After a mass shooting that killed 51 people, the government of New Zealand instituted a gun buyback program that has been declared a success by the New Zealand Minister of Police.

Over 60,000 prohibited weapons were received by authorities or are due to be collected during the buy-back at an approximate cost of $102.2 million in compensation to gun owners. Approximately 33,000 people participated in the buyback program, according to a statement released by New Zealand Minister of Police Stuart Nash.

"When we started the buy-back and amnesty we had one objective," Nash wrote, "to make our country a safer place. We focused on the type of assault rifles, high-capacity firearms and military style semi-automatics used in the terror attack forty weeks ago, on 15 March."

"We are now moving to the next phase, to ensure firearms cannot fall into the wrong hands," Nash continued. "This is the objective of the proposed gun register and tighter licensing system. We are not done with efforts to remove unlawful firearms from circulation."

assault weapons
Around 33,000 New Zealanders participated in a buyback of assault weapons instituted by law enforcement in a move towards stricter gun control initiated after a mass shooting in March.

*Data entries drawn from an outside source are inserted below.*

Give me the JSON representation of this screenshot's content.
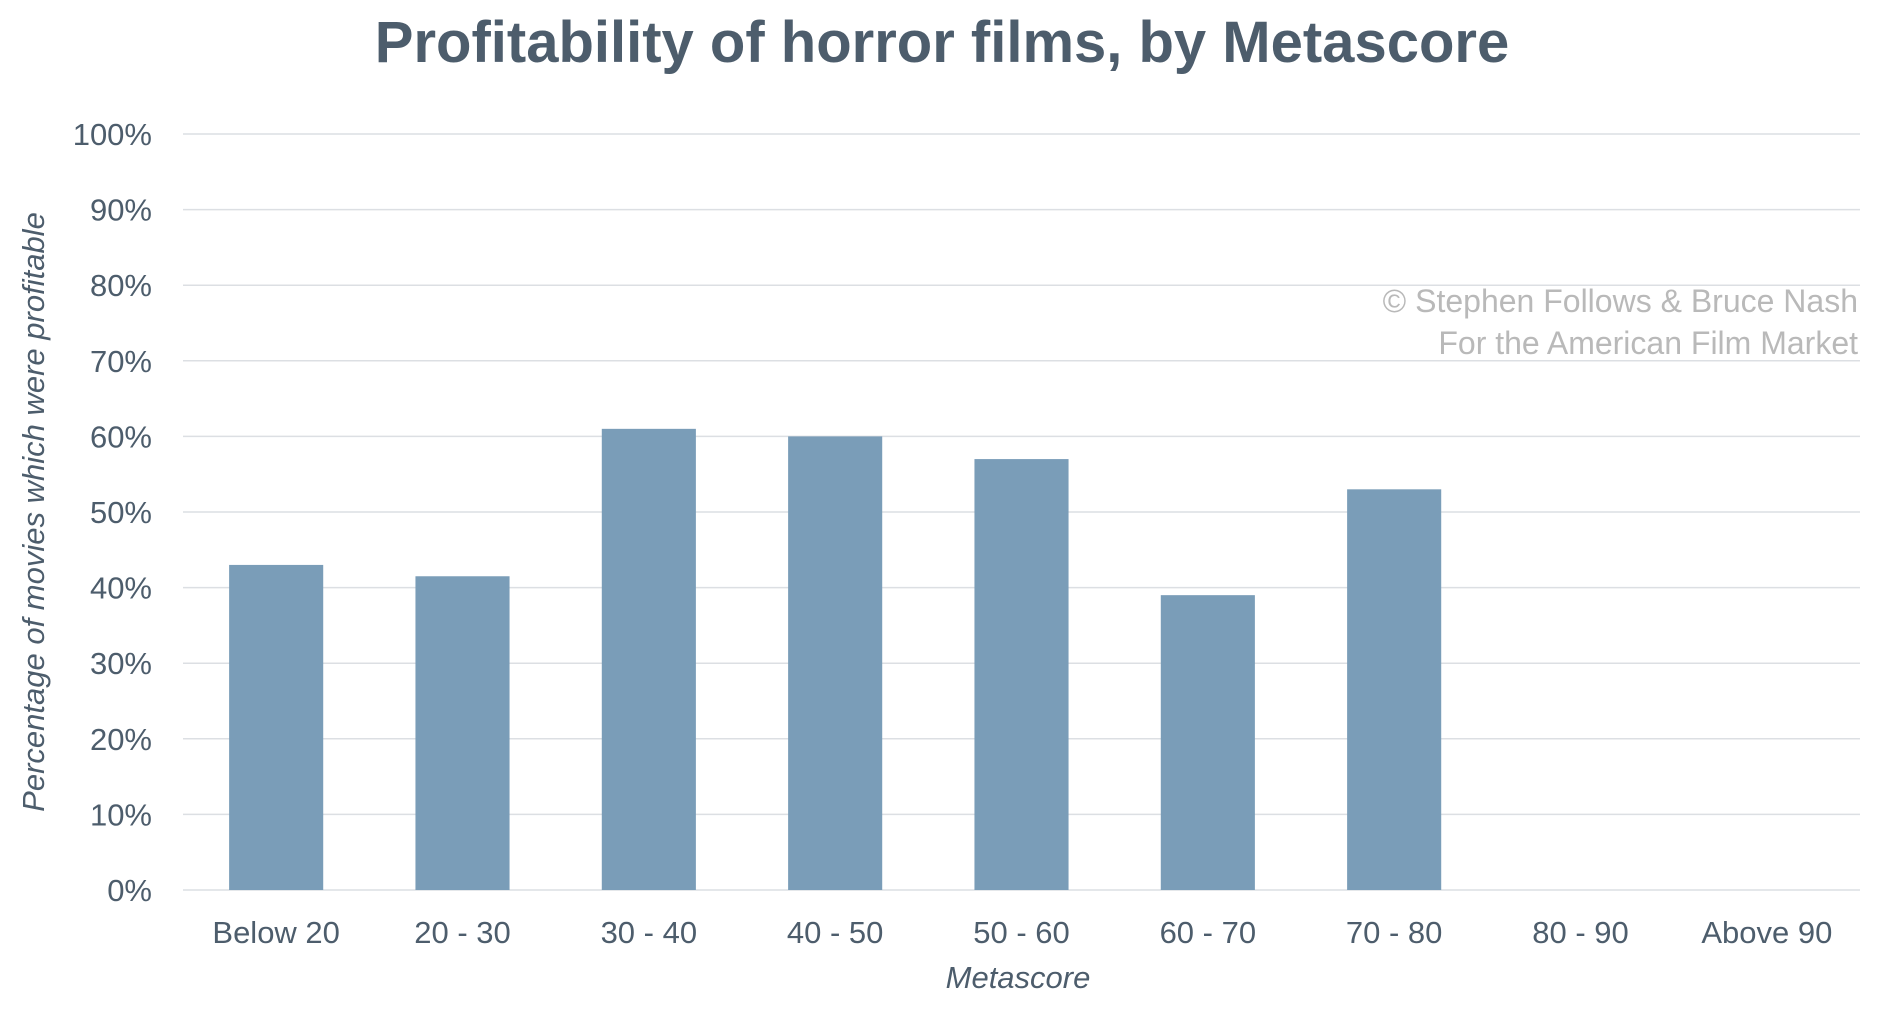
{
  "chart_data": {
    "type": "bar",
    "title": "Profitability of horror films, by Metascore",
    "xlabel": "Metascore",
    "ylabel": "Percentage of movies which were profitable",
    "categories": [
      "Below 20",
      "20 - 30",
      "30 - 40",
      "40 - 50",
      "50 - 60",
      "60 - 70",
      "70 - 80",
      "80 - 90",
      "Above 90"
    ],
    "values": [
      43,
      41.5,
      61,
      60,
      57,
      39,
      53,
      0,
      0
    ],
    "ylim": [
      0,
      100
    ],
    "yticks": [
      "0%",
      "10%",
      "20%",
      "30%",
      "40%",
      "50%",
      "60%",
      "70%",
      "80%",
      "90%",
      "100%"
    ],
    "grid": true,
    "bar_color": "#7a9db8"
  },
  "watermark": {
    "line1": "© Stephen Follows & Bruce Nash",
    "line2": "For the American Film Market"
  }
}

Getty

"Firearms owners did not need a lot of convincing to do the right thing," Nash said. "More than 5,000 firearms were handed in or declared for surrender before the buyback and amnesty even officially got underway in June."

Parliament approved a bill for stricter gun laws less than a month after a shooter attacked two Christchurch mosques in March 2019. Semi-automatic and assault rifles were prohibited under the new policy which took effect Saturday.

U.S.-based pro-gun group the National Rifle Association (NRA) has called New Zealand's buyback a "dumpster fire" and called attention to an alleged security breach in the police's database of weapons owners.

"Pranksters were able to use online notification forms associated with the buyback to send police fake notices regarding firearms that would be turned in, causing 'a huge waste' of police resources," read a December article on the NRA's website. "Criminals, predictably, are refusing to turn in their weapons. Police met with gang leaders as part of a compliance effort for the gun ban and buyback program, but reported that the criminal fraternity (oddly enough) 'had a different approach to law abiding members of the public, in relation to the return of guns.'"

Newsweek attempted to contact the NRA for comment but did not receive a response in time for publication.

Adamantly against a ban on firearms, the NRA said in a statement after the mass shooting at an outdoor concert in Las Vegas, Nevada in 2017 that prohibiting high-powered guns would not stem the problem of violence.

"Banning guns from law-abiding Americans based on the criminal act of a madman will do nothing to prevent future attacks," said the joint statement from NRA chief executive Wayne LaPierre and then-chief NRA lobbyist Chris Cox. "This is a fact that has been proven time and again in countries across the world."